Terumo Medical Corp has been one of the world’s leading manufacturers of medical devices and supplies responding to the needs of patients and healthcare professionals since 1921. By relentlessly pursuing excellence Terumo contributes to society in more than 160 countries around the world.
Before Essenvia RIMS AI
With over 40,000 critical regulatory artifacts like submissions, licenses and registration records stored across multiple non-validated systems used for information storage and handling and multiple points of contact limiting efficient information access and sharing. The other RIMS solutions were difficult to use and hard to implement.
Terumo needed a centralized solution to organize and index their regulatory data and simplify their regulatory workflows -- supporting growth in compliance requirements. Other RIMS solutions they tried were complex to use and very hard to implement.

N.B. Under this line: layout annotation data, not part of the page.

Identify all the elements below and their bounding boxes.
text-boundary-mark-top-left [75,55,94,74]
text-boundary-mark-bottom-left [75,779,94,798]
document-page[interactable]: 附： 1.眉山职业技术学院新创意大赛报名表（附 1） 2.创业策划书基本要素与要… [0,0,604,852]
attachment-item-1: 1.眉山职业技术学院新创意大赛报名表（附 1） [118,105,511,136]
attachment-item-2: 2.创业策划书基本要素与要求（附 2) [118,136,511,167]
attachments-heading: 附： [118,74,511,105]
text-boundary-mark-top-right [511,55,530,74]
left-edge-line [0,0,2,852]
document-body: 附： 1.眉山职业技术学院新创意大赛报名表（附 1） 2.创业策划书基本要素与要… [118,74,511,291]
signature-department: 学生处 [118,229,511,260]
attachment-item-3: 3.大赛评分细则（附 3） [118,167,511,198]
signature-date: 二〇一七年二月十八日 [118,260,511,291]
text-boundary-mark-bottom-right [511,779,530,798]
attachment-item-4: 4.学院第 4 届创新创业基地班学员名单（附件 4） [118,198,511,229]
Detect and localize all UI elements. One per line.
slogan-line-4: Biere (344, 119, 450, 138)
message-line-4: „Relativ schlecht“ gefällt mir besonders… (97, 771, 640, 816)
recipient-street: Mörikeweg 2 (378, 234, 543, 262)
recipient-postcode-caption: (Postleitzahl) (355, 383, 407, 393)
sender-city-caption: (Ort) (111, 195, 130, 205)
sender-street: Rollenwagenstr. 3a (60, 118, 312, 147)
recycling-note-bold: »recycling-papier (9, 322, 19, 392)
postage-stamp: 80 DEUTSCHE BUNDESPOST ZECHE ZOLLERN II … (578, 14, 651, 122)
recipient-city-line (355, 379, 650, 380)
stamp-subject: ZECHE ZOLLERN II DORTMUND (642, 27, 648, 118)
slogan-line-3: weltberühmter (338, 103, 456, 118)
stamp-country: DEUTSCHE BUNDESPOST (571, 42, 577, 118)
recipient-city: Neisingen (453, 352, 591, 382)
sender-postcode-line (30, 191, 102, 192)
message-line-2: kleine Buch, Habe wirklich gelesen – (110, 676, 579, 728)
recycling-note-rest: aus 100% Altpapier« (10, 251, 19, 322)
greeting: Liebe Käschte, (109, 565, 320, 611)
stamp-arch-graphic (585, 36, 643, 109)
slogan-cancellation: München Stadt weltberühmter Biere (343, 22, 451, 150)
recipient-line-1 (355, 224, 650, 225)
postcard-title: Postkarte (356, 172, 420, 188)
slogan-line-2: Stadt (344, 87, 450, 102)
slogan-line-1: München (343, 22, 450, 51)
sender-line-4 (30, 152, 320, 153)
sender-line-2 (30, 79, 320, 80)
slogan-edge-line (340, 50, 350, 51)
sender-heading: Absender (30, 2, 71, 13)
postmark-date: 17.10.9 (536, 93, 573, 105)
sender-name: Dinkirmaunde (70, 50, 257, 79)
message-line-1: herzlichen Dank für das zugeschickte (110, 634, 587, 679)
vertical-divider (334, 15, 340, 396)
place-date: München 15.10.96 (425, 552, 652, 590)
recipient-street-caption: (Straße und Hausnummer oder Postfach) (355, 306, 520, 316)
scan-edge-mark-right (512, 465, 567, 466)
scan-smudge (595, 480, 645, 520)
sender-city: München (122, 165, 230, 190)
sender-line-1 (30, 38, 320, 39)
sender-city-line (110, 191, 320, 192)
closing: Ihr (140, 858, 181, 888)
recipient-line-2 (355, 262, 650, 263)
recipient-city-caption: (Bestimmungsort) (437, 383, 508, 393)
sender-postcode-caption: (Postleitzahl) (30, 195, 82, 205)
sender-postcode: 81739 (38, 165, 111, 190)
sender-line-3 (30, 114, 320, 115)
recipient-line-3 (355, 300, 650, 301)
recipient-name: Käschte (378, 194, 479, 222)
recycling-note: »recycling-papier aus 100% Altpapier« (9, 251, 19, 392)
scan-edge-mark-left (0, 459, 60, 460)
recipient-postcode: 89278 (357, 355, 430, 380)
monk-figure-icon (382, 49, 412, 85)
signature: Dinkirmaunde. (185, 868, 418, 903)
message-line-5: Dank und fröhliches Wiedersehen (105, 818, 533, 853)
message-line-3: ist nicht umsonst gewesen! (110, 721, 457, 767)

That’s why they turned to Essenvia.
With Essenvia
Accelerating critical regulatory processes - simplifying day-to-day work and faster response time with easily retrievable and reportable regulatory information.
Single source of truth.
Terumo implemented Essenvia to support its busy regulatory affairs teams by centralizing critical global regulatory data. By making Essenvia the single source of truth for regulatory data, Terumo eliminated disparate non-validated systems sprawl that led to inefficient information access and sharing. By centralizing and indexing all regulatory artefacts, Essenvia helped Terumo streamline regulatory workflows, simplify reporting, and established quick access to regulatory information to realize 20% time savings.
Ease of Implementation and Use.
Terumo went live with Essenvia in 90 days thanks to Essenvia’s fit-for-purpose Medtech RIMS and AI-powered automated setup. Early access helped gain broader buy-in and excitement and 5 months later, user satisfaction was high, and all initial desired use cases were successfully implemented.
Flexible architecture to match Terumo’s workflow.
Essenvia’s flexible architecture allowed rapid customization to address known challenges while preserving internal regulatory processes thereby reducing learning curve and accelerating user adoption for the entire regulatory affairs team. High frequency reporting and dashboard in Essenvia were quickly set up saving time and improving visibility across the organization.
What’s next for Terumo
With Essenvia centralizing and indexing regulatory information from over 40,000 artefacts, Terumo unlocked new efficiencies across its organization. From revitalizing registrations management to empowering regulatory affairs teams with digital upskilling for the AI Era. Moving forward, Terumo is integrating AI search, and reporting to accelerate decision making for global regulatory affairs--leveraging Essenvia AI for Regulatory Affairs team and RIMS.